A Catedral de Saint Paul e a Abadia de Westminster não podiam deixar de ser referidas como locais marcados pela vastidão, pela serenidade e pela presença de grandes estadistas e homens de acção que aqui repousam e onde se encontram os seus nomes e estátuas jazentes.  Não menos digno de nota, uma inscrição que leu na parede de uma pequena igreja – St. Mary-le Bow – onde a memória e as qualidades de um homem comum ficaram imortalizadas.

O confronto entre o perene e o transitório que Virginia Woolf faz na referência às estátuas dos homens que ficaram na história e que existem na cidade e o dia-a-dia das pessoas comuns é aprofundado no ensaio sobre a Câmara dos Comuns. Aqui, os deputados são comparados a um “bando de pássaros num campo de terra lavrada.” ”Estes homens pouco se distinguem das pessoas normais” mas são eles que decidem da paz ou da guerra, ou das coisas mais comezinhas como a velocidade a que se pode conduzir em Londres. Virginia Woolf dificilmente os vê transformados em estátuas. “Os dias do indivíduo e do poder pessoal terminaram de vez”. e conclui que a democracia transformou o Parlamento. No entanto, o seu optimismo não é excessivo pois a democracia ainda avança a custo, lentamente e é vigiada por inúmeros polícias…

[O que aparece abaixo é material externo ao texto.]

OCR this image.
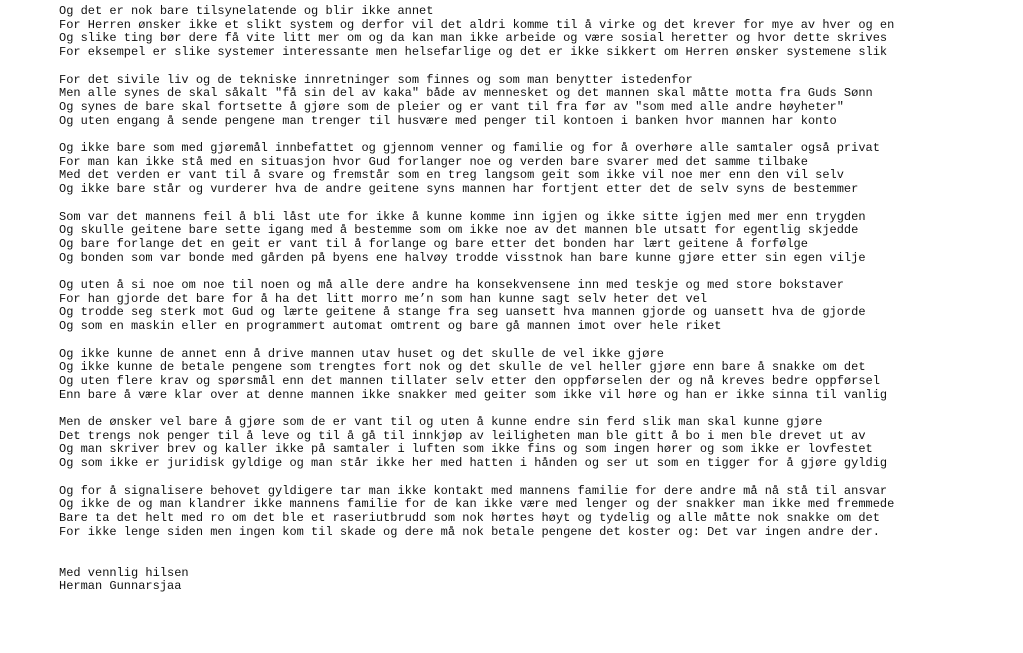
Og det er nok bare tilsynelatende og blir ikke annet
For Herren ønsker ikke et slikt system og derfor vil det aldri komme til å virke og det krever for mye av hver og en
Og slike ting bør dere få vite litt mer om og da kan man ikke arbeide og være sosial heretter og hvor dette skrives
For eksempel er slike systemer interessante men helsefarlige og det er ikke sikkert om Herren ønsker systemene slik
For det sivile liv og de tekniske innretninger som finnes og som man benytter istedenfor
Men alle synes de skal såkalt "få sin del av kaka" både av mennesket og det mannen skal måtte motta fra Guds Sønn
Og synes de bare skal fortsette å gjøre som de pleier og er vant til fra før av "som med alle andre høyheter"
Og uten engang å sende pengene man trenger til husvære med penger til kontoen i banken hvor mannen har konto
Og ikke bare som med gjøremål innbefattet og gjennom venner og familie og for å overhøre alle samtaler også privat
For man kan ikke stå med en situasjon hvor Gud forlanger noe og verden bare svarer med det samme tilbake
Med det verden er vant til å svare og fremstår som en treg langsom geit som ikke vil noe mer enn den vil selv
Og ikke bare står og vurderer hva de andre geitene syns mannen har fortjent etter det de selv syns de bestemmer
Som var det mannens feil å bli låst ute for ikke å kunne komme inn igjen og ikke sitte igjen med mer enn trygden
Og skulle geitene bare sette igang med å bestemme som om ikke noe av det mannen ble utsatt for egentlig skjedde
Og bare forlange det en geit er vant til å forlange og bare etter det bonden har lært geitene å forfølge
Og bonden som var bonde med gården på byens ene halvøy trodde visstnok han bare kunne gjøre etter sin egen vilje
Og uten å si noe om noe til noen og må alle dere andre ha konsekvensene inn med teskje og med store bokstaver
For han gjorde det bare for å ha det litt morro me’n som han kunne sagt selv heter det vel
Og trodde seg sterk mot Gud og lærte geitene å stange fra seg uansett hva mannen gjorde og uansett hva de gjorde
Og som en maskin eller en programmert automat omtrent og bare gå mannen imot over hele riket
Og ikke kunne de annet enn å drive mannen utav huset og det skulle de vel ikke gjøre
Og ikke kunne de betale pengene som trengtes fort nok og det skulle de vel heller gjøre enn bare å snakke om det
Og uten flere krav og spørsmål enn det mannen tillater selv etter den oppførselen der og nå kreves bedre oppførsel
Enn bare å være klar over at denne mannen ikke snakker med geiter som ikke vil høre og han er ikke sinna til vanlig
Men de ønsker vel bare å gjøre som de er vant til og uten å kunne endre sin ferd slik man skal kunne gjøre
Det trengs nok penger til å leve og til å gå til innkjøp av leiligheten man ble gitt å bo i men ble drevet ut av
Og man skriver brev og kaller ikke på samtaler i luften som ikke fins og som ingen hører og som ikke er lovfestet
Og som ikke er juridisk gyldige og man står ikke her med hatten i hånden og ser ut som en tigger for å gjøre gyldig
Og for å signalisere behovet gyldigere tar man ikke kontakt med mannens familie for dere andre må nå stå til ansvar
Og ikke de og man klandrer ikke mannens familie for de kan ikke være med lenger og der snakker man ikke med fremmede
Bare ta det helt med ro om det ble et raseriutbrudd som nok hørtes høyt og tydelig og alle måtte nok snakke om det
For ikke lenge siden men ingen kom til skade og dere må nok betale pengene det koster og: Det var ingen andre der.
Med vennlig hilsen
Herman Gunnarsjaa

Finalmente, o último ensaio é o delicioso e pouco lisonjeiro retrato de uma londrina. Chama-lhe Sra. Crowe. É “uma coleccionadora de relações”, recebe um grupo restrito de amigos para o chá das cinco, os quais alimentam com as suas conversas frívolas a bisbilhotice de que são feitas as suas vidas. Afinal de contas para eles e para a Sra. Crowe, Londres não passava de uma aldeia e a bisbilhotice era tudo o que queriam da vida.

A ideia que perpassa da cidade de Londres nestes ensaios escritos em 1931 é de uma cidade trepidante, em que as pessoas se acotovelam, com multidões sempre apressadas, havendo até referência a turistas (pág. 67). “Os únicos sítios tranquilos …são os cemitérios.” A trepidação e o encanto da sua cidade testemunhados por esta ilustre londrina, continuam a atrair milhões de turistas um século depois. Como seria “The London Scene” escrito por Virgínia Woolf em 2019? Numa página do seu Diário de 5 de Maio de 1924 escrevia “Londres fascina, saio e é de imediato um mágico tapete colorido e eis-me transportada para a beleza, sem ter sequer de mexer um dedo.”